Project NextGen, announced Monday, has three primary goals, which Osterholm and colleagues laid out in a "road map" in February: Develop a nasal vaccine to prevent infection as well as severe disease; develop longer-lasting vaccines; and create “broader” vaccines that protect against all variants and several coronaviruses.
The plan also includes funding to develop more durable monoclonal antibodies resistant to new variants, according to the administration. Antibodies were highly effective treatments earlier in the pandemic but have not been able to keep up with the virus as it evolved and are no longer available.
The administration said the initial allocation of $5 billion for Project NextGen will be financed through money saved from contracts costing less than originally estimated. The investment was first reported Monday by The Washington Post.
Dr. Gregory Poland, director of the Mayo Clinic's Vaccine Research Group and who was involved in the earlier road map, said he and others have been advising the White House since last summer to launch something like Project NextGen.
The funding is a start, he said, "but much more will be needed to accomplish all three goals," he said. "The need, though, is urgent and now – something government generally doesn’t do well – hence the key will be prioritization and implementation."
Why do we need new coronavirus vaccines?
When today's vaccines were developed, speed was a priority along with safety and effectiveness. They were 95% effective at preventing all disease when first released in late 2020. But their effectiveness against mild disease in particular wanes over just a handful of months.
Protection also may not be as good as the virus evolves. The current bivalent booster is aimed at both the original virus and the BA.5 variant.
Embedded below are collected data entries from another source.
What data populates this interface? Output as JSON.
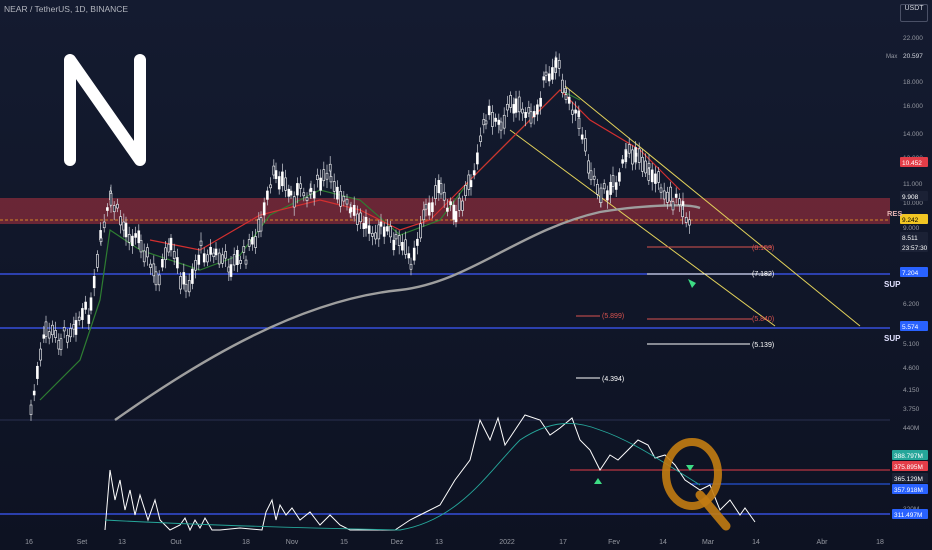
{
  "header": {
    "symbol": "NEAR / TetherUS, 1D, BINANCE",
    "currency_line1": "",
    "currency_line2": "USDT"
  },
  "price_axis": {
    "labels": [
      "22.000",
      "18.000",
      "16.000",
      "14.000",
      "12.000",
      "11.000",
      "10.000",
      "9.000",
      "8.000",
      "7.000",
      "6.200",
      "5.100",
      "4.600",
      "4.150",
      "3.750"
    ],
    "max_label": "Max",
    "max_value": "20.597",
    "tags": [
      {
        "value": "10.452",
        "color": "#e33d48"
      },
      {
        "value": "9.908",
        "color": "#1b2135"
      },
      {
        "value": "9.242",
        "color": "#f2c623"
      },
      {
        "value": "8.511",
        "color": "#1b2135"
      },
      {
        "value": "23:57:30",
        "color": "#1b2135"
      },
      {
        "value": "7.204",
        "color": "#2962ff"
      },
      {
        "value": "5.574",
        "color": "#2962ff"
      }
    ]
  },
  "zones": {
    "resistance_label": "RES",
    "support_label": "SUP"
  },
  "levels": [
    {
      "label": "(8.153)",
      "color": "#d9534f"
    },
    {
      "label": "(7.182)",
      "color": "#ffffff"
    },
    {
      "label": "(5.899)",
      "color": "#d9534f"
    },
    {
      "label": "(5.840)",
      "color": "#d9534f"
    },
    {
      "label": "(5.139)",
      "color": "#ffffff"
    },
    {
      "label": "(4.394)",
      "color": "#ffffff"
    }
  ],
  "oscillator_axis": {
    "labels": [
      "440M",
      "320M"
    ],
    "tags": [
      {
        "value": "388.797M",
        "color": "#26a69a"
      },
      {
        "value": "375.895M",
        "color": "#e33d48"
      },
      {
        "value": "365.129M",
        "color": "#d1d4dc"
      },
      {
        "value": "357.918M",
        "color": "#2962ff"
      },
      {
        "value": "311.497M",
        "color": "#2962ff"
      }
    ]
  },
  "time_axis": [
    "16",
    "Set",
    "13",
    "Out",
    "18",
    "Nov",
    "15",
    "Dez",
    "13",
    "2022",
    "17",
    "Fev",
    "14",
    "Mar",
    "14",
    "Abr",
    "18"
  ],
  "colors": {
    "bg": "#101629",
    "candle": "#d1d4dc",
    "resistance_zone": "#b2333f",
    "support_line": "#3d5afe",
    "channel": "#e2d15a",
    "ema_fast": "#d32f2f",
    "ema_green": "#2e7d32",
    "ma_gray": "#9e9e9e",
    "osc_line": "#ffffff",
    "osc_signal": "#26a69a",
    "logo": "#ffffff",
    "q_mark": "#c27c12"
  },
  "icons": {
    "logo": "near-logo-icon",
    "annotation": "q-annotation-icon"
  }
}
But SARS-CoV-2, the virus that causes COVID-19, is the third new coronavirus to pop up in the past two decades, after Middle Eastern respiratory syndrome (MERS) and severe acute respiratory syndrome (SARS). If and when a fourth turns up, it would be great to already have a vaccine that could protect against it, said Osterholm, who directs the Center for Infectious Disease Research and Policy at the University of Minnesota.
A nasal vaccine is the third item on the wish list. The idea is that by delivering a vaccine directly to the area where the virus enters the body, scientists could set up a barrier of protection to prevent even mild infections and transmission from one person to the next.
"I think an initiative like this is much needed and should have been put in place much sooner," said John Moore, an immunologist at Weill Cornell Medical College in New York.